J'ai mauvaise conscience lorsque s'accumulent les DVD ou Blu-Ray sans que j'ai le temps de les chroniquer. J'y arrive heureusement de temps en temps, mais je m'interdis généralement d'évoquer un coffret sans en avoir vu l'intégralité, bonus inclus, valeur ajoutée précieuse lorsqu'on s'intéresse vraiment au cinéma. Or un éditeur comme Carlotta (référence au film Vertigo d'Hitchcock) réalise un travail fabuleux et colossal pour un cinéphile. L'année ne dépassant que rarement 365 jours et les projections occupant essentiellement mes soirs, lorsque je ne travaille pas, ne sors pas au spectacle ou pour voir des amis, je suis coincé. J'écris cet article un peu paresseux alors que je combats un torticolis aigu en espérant arriver à me concentrer ! Je regarde évidemment beaucoup d'autres choses, anciennes ou récentes, films ou séries... Je n'ai pas le même problème avec les disques que j'écoute en journée et qui me prennent tout de même beaucoup moins de temps.
J'ai rassemblé six coffrets de grand intérêt, il y en a d'autres, alors que je n'ai fait que les effleurer. J'ai pourtant vu tous les films de Jean Eustache ou de Pier Paolo Pasolini dans le passé, mais il me serait indispensable de les revoir pour en parler avec un point de vue personnel qui a probablement évolué avec le temps. À signaler que tous ces films ont été superbement remasterisés. Le coffret Eustache est accompagné d'un livre de 160 pages, et tous les longs métrages et trois courts sont enrichis de 2 heures 30 d'archives télévisées et radiophoniques exclusives... [Correction : j'avais oublié que j'avais déjà chroniqué ce coffret ! Aïe aïe aïe, ça commence mal]...
Celui de Pasolini offre neuf films de 1961 à 1969 avec six heures de suppléments dont l'incontournable Cinéastes de notre Temps "Pasolini l'enragé" réalisé par Jean-André Fieschi (version longue de 98 minutes) ; y figurent mes préférés, La Ricotta et Des oiseaux petits et grands (Uccellacci e uccellini), mais je regrette l'absence de ses courts métrages de l'époque (comme La Terre vue de la Lune et Che cosa sono le nuvole ?) que j'adore tout autant, probablement grâce à la présence de Toto et Ninetto Davoli.
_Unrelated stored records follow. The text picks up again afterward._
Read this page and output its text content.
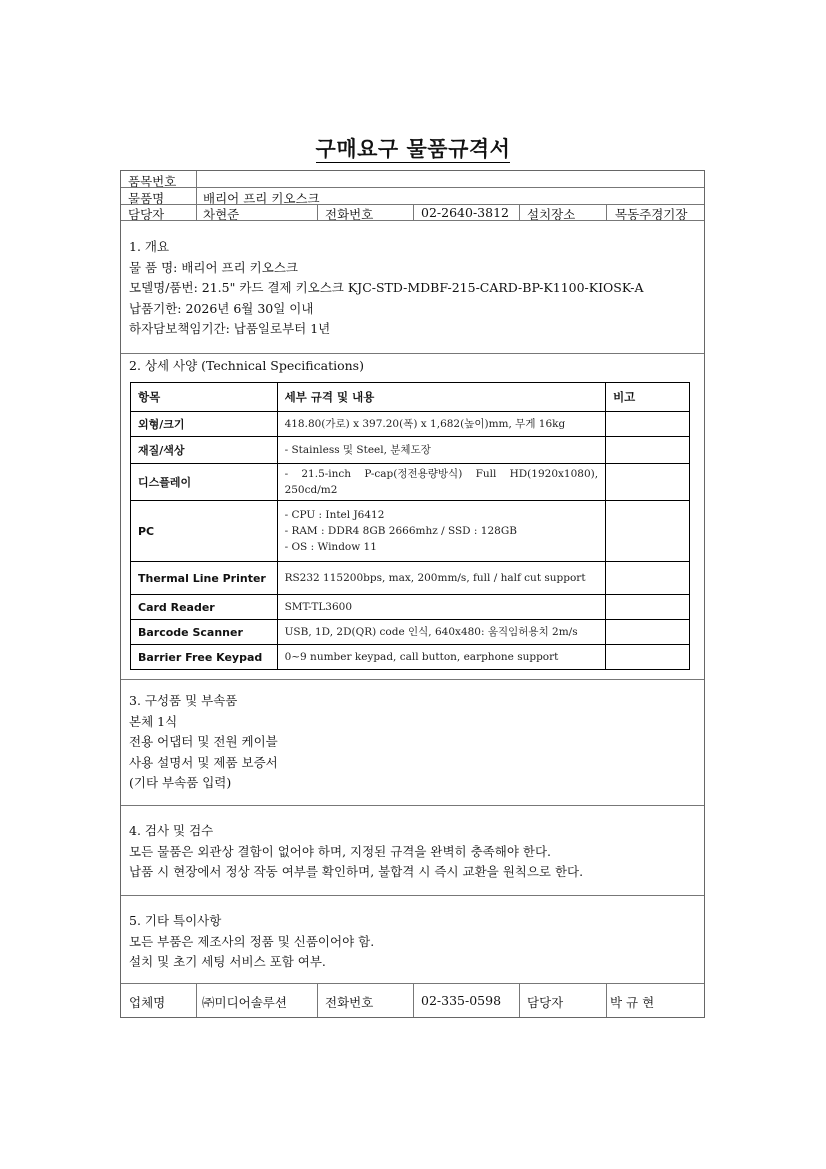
구매요구 물품규격서
품목번호
물품명	배리어 프리 키오스크
담당자	차현준	전화번호	02-2640-3812 설치장소	목동주경기장
1. 개요
물 품 명: 배리어 프리 키오스크
모델명/품번: 21.5" 카드 결제 키오스크 KJC-STD-MDBF-215-CARD-BP-K1100-KIOSK-A
납품기한: 2026년 6월 30일 이내
하자담보책임기간: 납품일로부터 1년
2. 상세 사양 (Technical Specifications)
항목	세부 규격 및 내용	비고
외형/크기	418.80(가로) x 397.20(폭) x 1,682(높이)mm, 무게 16kg	
재질/색상	- Stainless 및 Steel, 분체도장	
디스플레이	- 21.5-inch P-cap(정전용량방식) Full HD(1920x1080), 250cd/m2	
PC	- CPU : Intel J6412
- RAM : DDR4 8GB 2666mhz / SSD : 128GB
- OS : Window 11	

Thermal Line Printer	RS232 115200bps, max, 200mm/s, full / half cut support	
Card Reader	SMT-TL3600	
Barcode Scanner	USB, 1D, 2D(QR) code 인식, 640x480: 움직임허용치 2m/s	
Barrier Free Keypad	0~9 number keypad, call button, earphone support	
3. 구성품 및 부속품
본체 1식
전용 어댑터 및 전원 케이블
사용 설명서 및 제품 보증서
(기타 부속품 입력)
4. 검사 및 검수
모든 물품은 외관상 결함이 없어야 하며, 지정된 규격을 완벽히 충족해야 한다.
납품 시 현장에서 정상 작동 여부를 확인하며, 불합격 시 즉시 교환을 원칙으로 한다.
5. 기타 특이사항
모든 부품은 제조사의 정품 및 신품이어야 함.
설치 및 초기 세팅 서비스 포함 여부.
업체명	㈜미디어솔루션	전화번호	02-335-0598 담당자	박 규 현
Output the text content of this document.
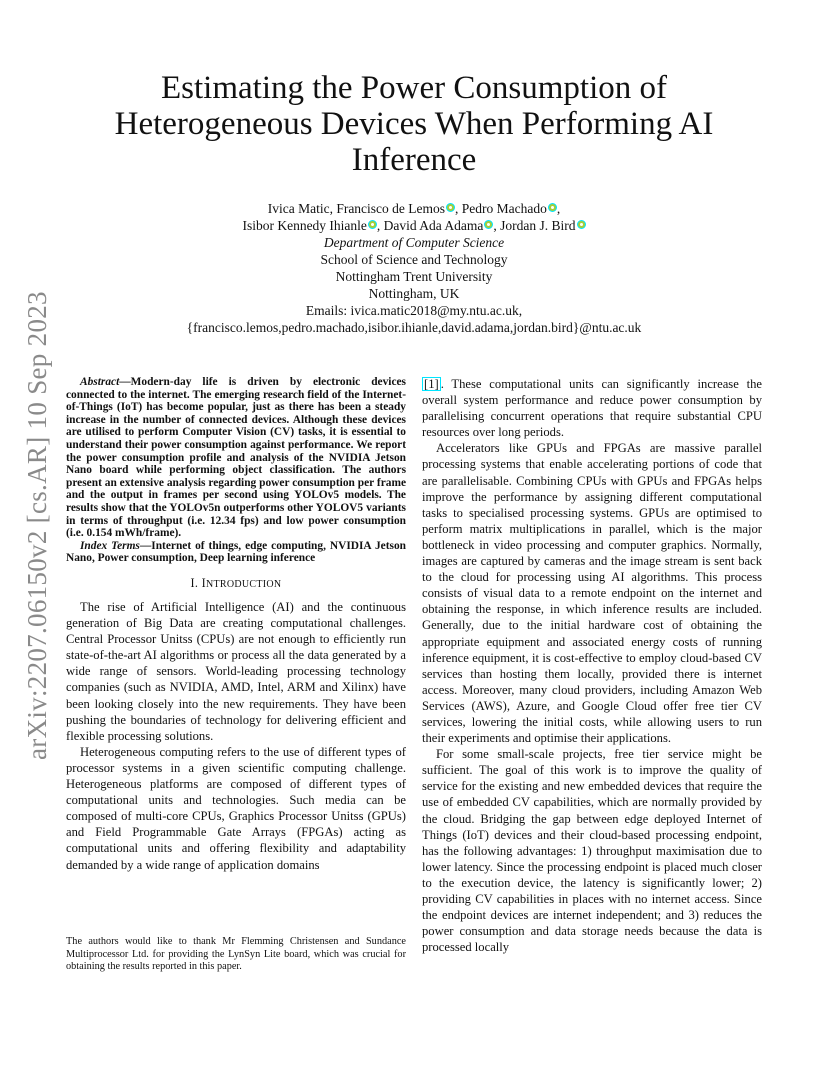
arXiv:2207.06150v2 [cs.AR] 10 Sep 2023
Estimating the Power Consumption of
Heterogeneous Devices When Performing AI
Inference
Ivica Matic, Francisco de Lemos , Pedro Machado ,
Isibor Kennedy Ihianle , David Ada Adama , Jordan J. Bird
Department of Computer Science
School of Science and Technology
Nottingham Trent University
Nottingham, UK
Emails: ivica.matic2018@my.ntu.ac.uk,
{francisco.lemos,pedro.machado,isibor.ihianle,david.adama,jordan.bird}@ntu.ac.uk

Abstract—Modern-day life is driven by electronic devices connected to the internet. The emerging research field of the Internet-of-Things (IoT) has become popular, just as there has been a steady increase in the number of connected devices. Although these devices are utilised to perform Computer Vision (CV) tasks, it is essential to understand their power consumption against performance. We report the power consumption profile and analysis of the NVIDIA Jetson Nano board while performing object classification. The authors present an extensive analysis regarding power consumption per frame and the output in frames per second using YOLOv5 models. The results show that the YOLOv5n outperforms other YOLOV5 variants in terms of throughput (i.e. 12.34 fps) and low power consumption (i.e. 0.154 mWh/frame).

Index Terms—Internet of things, edge computing, NVIDIA Jetson Nano, Power consumption, Deep learning inference

I. INTRODUCTION

The rise of Artificial Intelligence (AI) and the continuous generation of Big Data are creating computational challenges. Central Processor Unitss (CPUs) are not enough to efficiently run state-of-the-art AI algorithms or process all the data generated by a wide range of sensors. World-leading processing technology companies (such as NVIDIA, AMD, Intel, ARM and Xilinx) have been looking closely into the new requirements. They have been pushing the boundaries of technology for delivering efficient and flexible processing solutions.

Heterogeneous computing refers to the use of different types of processor systems in a given scientific computing challenge. Heterogeneous platforms are composed of different types of computational units and technologies. Such media can be composed of multi-core CPUs, Graphics Processor Unitss (GPUs) and Field Programmable Gate Arrays (FPGAs) acting as computational units and offering flexibility and adaptability demanded by a wide range of application domains

The authors would like to thank Mr Flemming Christensen and Sundance Multiprocessor Ltd. for providing the LynSyn Lite board, which was crucial for obtaining the results reported in this paper.

[1] . These computational units can significantly increase the overall system performance and reduce power consumption by parallelising concurrent operations that require substantial CPU resources over long periods.

Accelerators like GPUs and FPGAs are massive parallel processing systems that enable accelerating portions of code that are parallelisable. Combining CPUs with GPUs and FPGAs helps improve the performance by assigning different computational tasks to specialised processing systems. GPUs are optimised to perform matrix multiplications in parallel, which is the major bottleneck in video processing and computer graphics. Normally, images are captured by cameras and the image stream is sent back to the cloud for processing using AI algorithms. This process consists of visual data to a remote endpoint on the internet and obtaining the response, in which inference results are included. Generally, due to the initial hardware cost of obtaining the appropriate equipment and associated energy costs of running inference equipment, it is cost-effective to employ cloud-based CV services than hosting them locally, provided there is internet access. Moreover, many cloud providers, including Amazon Web Services (AWS), Azure, and Google Cloud offer free tier CV services, lowering the initial costs, while allowing users to run their experiments and optimise their applications.

For some small-scale projects, free tier service might be sufficient. The goal of this work is to improve the quality of service for the existing and new embedded devices that require the use of embedded CV capabilities, which are normally provided by the cloud. Bridging the gap between edge deployed Internet of Things (IoT) devices and their cloud-based processing endpoint, has the following advantages: 1) throughput maximisation due to lower latency. Since the processing endpoint is placed much closer to the execution device, the latency is significantly lower; 2) providing CV capabilities in places with no internet access. Since the endpoint devices are internet independent; and 3) reduces the power consumption and data storage needs because the data is processed locally
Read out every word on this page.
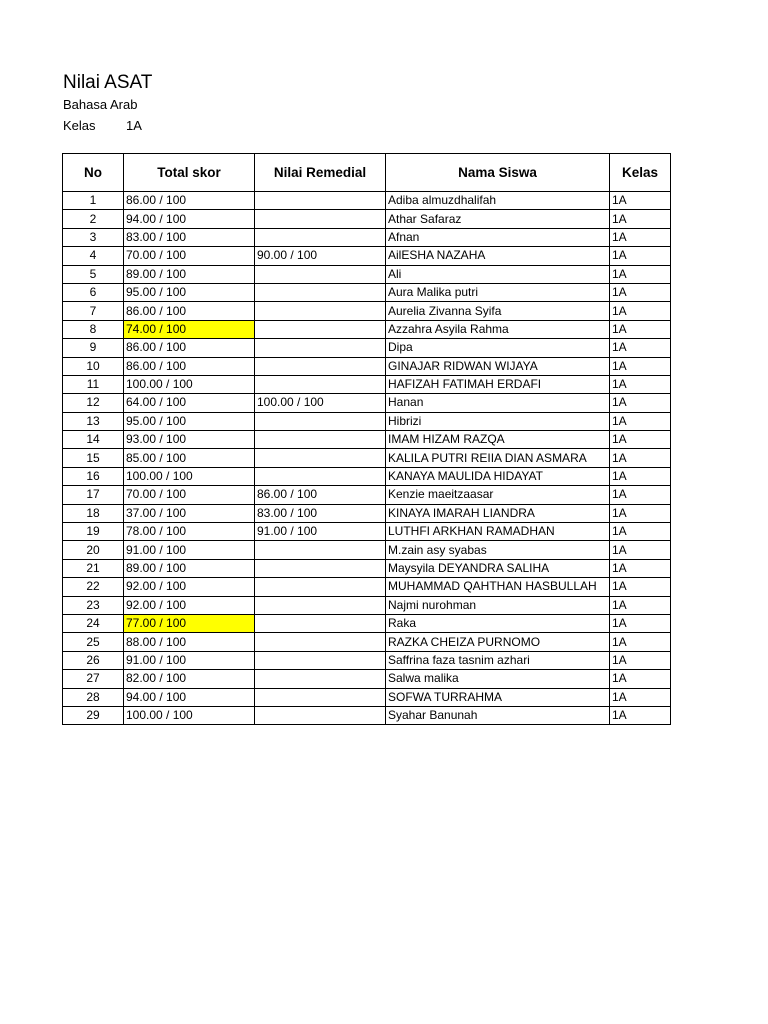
Nilai ASAT
Bahasa Arab
Kelas 1A
No	Total skor	Nilai Remedial	Nama Siswa	Kelas
1	86.00 / 100		Adiba almuzdhalifah	1A
2	94.00 / 100		Athar Safaraz	1A
3	83.00 / 100		Afnan	1A
4	70.00 / 100	90.00 / 100	AilESHA NAZAHA	1A
5	89.00 / 100		Ali	1A
6	95.00 / 100		Aura Malika putri	1A
7	86.00 / 100		Aurelia Zivanna Syifa	1A
8	74.00 / 100		Azzahra Asyila Rahma	1A
9	86.00 / 100		Dipa	1A
10	86.00 / 100		GINAJAR RIDWAN WIJAYA	1A
11	100.00 / 100		HAFIZAH FATIMAH ERDAFI	1A
12	64.00 / 100	100.00 / 100	Hanan	1A
13	95.00 / 100		Hibrizi	1A
14	93.00 / 100		IMAM HIZAM RAZQA	1A
15	85.00 / 100		KALILA PUTRI REIIA DIAN ASMARA	1A
16	100.00 / 100		KANAYA MAULIDA HIDAYAT	1A
17	70.00 / 100	86.00 / 100	Kenzie maeitzaasar	1A
18	37.00 / 100	83.00 / 100	KINAYA IMARAH LIANDRA	1A
19	78.00 / 100	91.00 / 100	LUTHFI ARKHAN RAMADHAN	1A
20	91.00 / 100		M.zain asy syabas	1A
21	89.00 / 100		Maysyila DEYANDRA SALIHA	1A
22	92.00 / 100		MUHAMMAD QAHTHAN HASBULLAH	1A
23	92.00 / 100		Najmi nurohman	1A
24	77.00 / 100		Raka	1A
25	88.00 / 100		RAZKA CHEIZA PURNOMO	1A
26	91.00 / 100		Saffrina faza tasnim azhari	1A
27	82.00 / 100		Salwa malika	1A
28	94.00 / 100		SOFWA TURRAHMA	1A
29	100.00 / 100		Syahar Banunah	1A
Le récent coffret consacré à Otar Iosseliani est carrément une intégrale en 9 Blu-Ray, soit plus d'une vingtaine de courts et longs métrages, documentaires et fictions, avec un livret de 220 pages. Il y a une poésie unique chez Iosseliani, une poésie d'anthropologue, la comédie agissant comme un antidote à l'absurdité de l'humanité.
Je suis moins sensible aux coffrets de Stanley Kwan et Shin'ya Tsukamoto, même s'ils m'intéressent également. Celui de Kwan présente quatre films dont une version Director'cut de 155 minutes de Center Stage et un documentaire sur le cinéma chinois axé sur le genre et la sexualité par Kwan lui-même. Romantisme hong-kongais et corrosivité nippone ! Le coffret de Tsukamoto propose huit longs métrages, deux moyens métrages et un livret de 80 pages toujours aussi soigné. Les suppléments débordent de l'un comme de l'autre. Je me demande parfois si je ne devrais pas essentiellement évoquer les bonus qu'on ne trouve évidemment pas ailleurs et qui font pour moi tout l'intérêt de ces riches rétrospectives. Mais j'avoue par exemple préférer Mizoguchi, Oshima ou Imamura que l'on retrouvera au catalogue.
Pour terminer, le coffret World Cinema Project présenté par Martin Scorsese offre huit découvertes du patrimoine cinématographique mondial dont j'avais chroniqué trois d'entre eux il y a douze ans (Les révoltés d'Alvarado, Transes, La flûte de roseau). Je m'y replongerai une des ces nuits, mais en attendant et en fonction de vos goûts, laissez vous séduire par ces festivals fantastiques qui permettent d'entrer dans le monde d'un cinéaste ou de découvrir des œuvres rares. Si les contrats d'édition étaient éternels, Carlotta pourrait jouer un rôle de cinémathèque domestique, mais certains films disparaissent hélas parfois de leur catalogue.